According to the current de minimis Regulation (see IP/00/1415), state financial support of less than €100,000 over a period of 3 years in favour of a given company is deemed to have no substantial effect on competition and trade between Member States, and therefore not to constitute state aid. Raising the ceiling to €200,000 takes into account economic developments since the de minimis ceiling was last increased. Contrary to the current Regulation, the new Regulation will also apply to the transport sector and to the processing and marketing of agricultural products. Nevertheless, since many companies in the road transport sector are relatively small, a specific ceiling of €100 000 will apply to this sector. For the same reason and in view of the overcapacity of the sector, de minimis aid cannot be used to buy road freight vehicles – notwithstanding the Commission's favourable approach with regard to cleaner and more environmentally friendly road transport, which is not the object of this specific legal instrument.

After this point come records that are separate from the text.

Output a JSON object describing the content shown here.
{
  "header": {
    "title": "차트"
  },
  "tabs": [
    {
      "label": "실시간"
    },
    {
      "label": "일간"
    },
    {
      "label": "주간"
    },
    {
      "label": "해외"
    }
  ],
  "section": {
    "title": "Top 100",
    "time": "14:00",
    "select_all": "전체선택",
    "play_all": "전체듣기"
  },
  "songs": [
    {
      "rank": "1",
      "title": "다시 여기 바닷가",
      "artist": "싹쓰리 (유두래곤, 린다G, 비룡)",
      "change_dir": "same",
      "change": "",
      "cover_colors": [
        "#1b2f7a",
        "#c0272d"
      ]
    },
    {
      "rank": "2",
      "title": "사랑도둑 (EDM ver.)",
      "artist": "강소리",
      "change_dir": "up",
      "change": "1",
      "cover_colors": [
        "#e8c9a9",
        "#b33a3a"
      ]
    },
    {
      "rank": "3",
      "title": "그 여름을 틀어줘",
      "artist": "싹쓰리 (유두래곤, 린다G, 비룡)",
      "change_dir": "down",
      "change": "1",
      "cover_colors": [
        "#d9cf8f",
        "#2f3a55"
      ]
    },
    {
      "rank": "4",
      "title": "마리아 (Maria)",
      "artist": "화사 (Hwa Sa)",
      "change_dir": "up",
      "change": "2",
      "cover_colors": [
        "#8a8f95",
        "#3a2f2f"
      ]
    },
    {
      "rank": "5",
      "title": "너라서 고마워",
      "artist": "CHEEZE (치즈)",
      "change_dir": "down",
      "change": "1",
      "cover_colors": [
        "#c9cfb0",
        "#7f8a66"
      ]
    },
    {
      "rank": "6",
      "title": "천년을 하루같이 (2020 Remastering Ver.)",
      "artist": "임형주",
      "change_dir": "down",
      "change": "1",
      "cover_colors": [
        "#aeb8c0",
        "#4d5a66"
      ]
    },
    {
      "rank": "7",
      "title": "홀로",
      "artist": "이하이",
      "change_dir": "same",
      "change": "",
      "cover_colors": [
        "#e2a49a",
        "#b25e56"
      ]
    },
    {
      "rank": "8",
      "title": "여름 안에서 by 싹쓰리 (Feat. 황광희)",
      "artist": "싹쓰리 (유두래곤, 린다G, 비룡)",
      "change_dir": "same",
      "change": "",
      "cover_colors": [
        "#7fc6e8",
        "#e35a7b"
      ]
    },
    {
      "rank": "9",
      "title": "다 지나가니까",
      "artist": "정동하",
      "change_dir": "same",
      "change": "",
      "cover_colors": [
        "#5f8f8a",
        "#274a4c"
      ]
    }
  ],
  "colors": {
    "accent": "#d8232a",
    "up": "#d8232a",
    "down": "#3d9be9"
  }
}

The de minimis rule will be limited to transparent types of aid where it is possible to determine the precise amount of aid in advance. Taking into account numerous comments made during the consultation process, the final text provides extensive guidance as regards the status of loans, capital injections, risk capital and loan guarantees. Given the economic importance of loan guarantees, the safe harbour is limited to guarantees where the amount of the guarantee does not exceed €1.5 million. Nevertheless, Member States will have also the possibility of offering loan guarantees on amounts in excess of €1.5 million if they use a methodology accepted by the Commission to demonstrate that the aid element contained in the guarantee is no more than €200,000.
The new Regulation will allow Member States to implement guarantee schemes in favour of SMEs without red tape and under legally secure conditions. In this respect, the proposal complements the Guidelines on Risk Capital (see IP/06/1015) and the Framework on research & development & innovation (see IP/06/1600) adopted earlier this year.
The Commission will publish the de minimis Regulation in the EU’s Official Journal in all Community languages before the end of this year, ensuring that the new Regulation can enter into force in January 2007. The text is available on the Commission’s web site at:
The de minimis Regulation forms part of the Commission’s June 2005 State Aid Action Plan (see IP/05/680 and MEMO/05/195), outlining the principles for a comprehensive reform of state aid rules over the next five years. In particular the document sets out how the Commission intends to use EC Treaty state aid rules to encourage Member States to contribute to the Strategy for Growth and Jobs by reducing overall aid levels while focusing remaining aid on improving the competitiveness of EU industry, creating sustainable jobs, ensuring social and regional cohesion, and improving public services.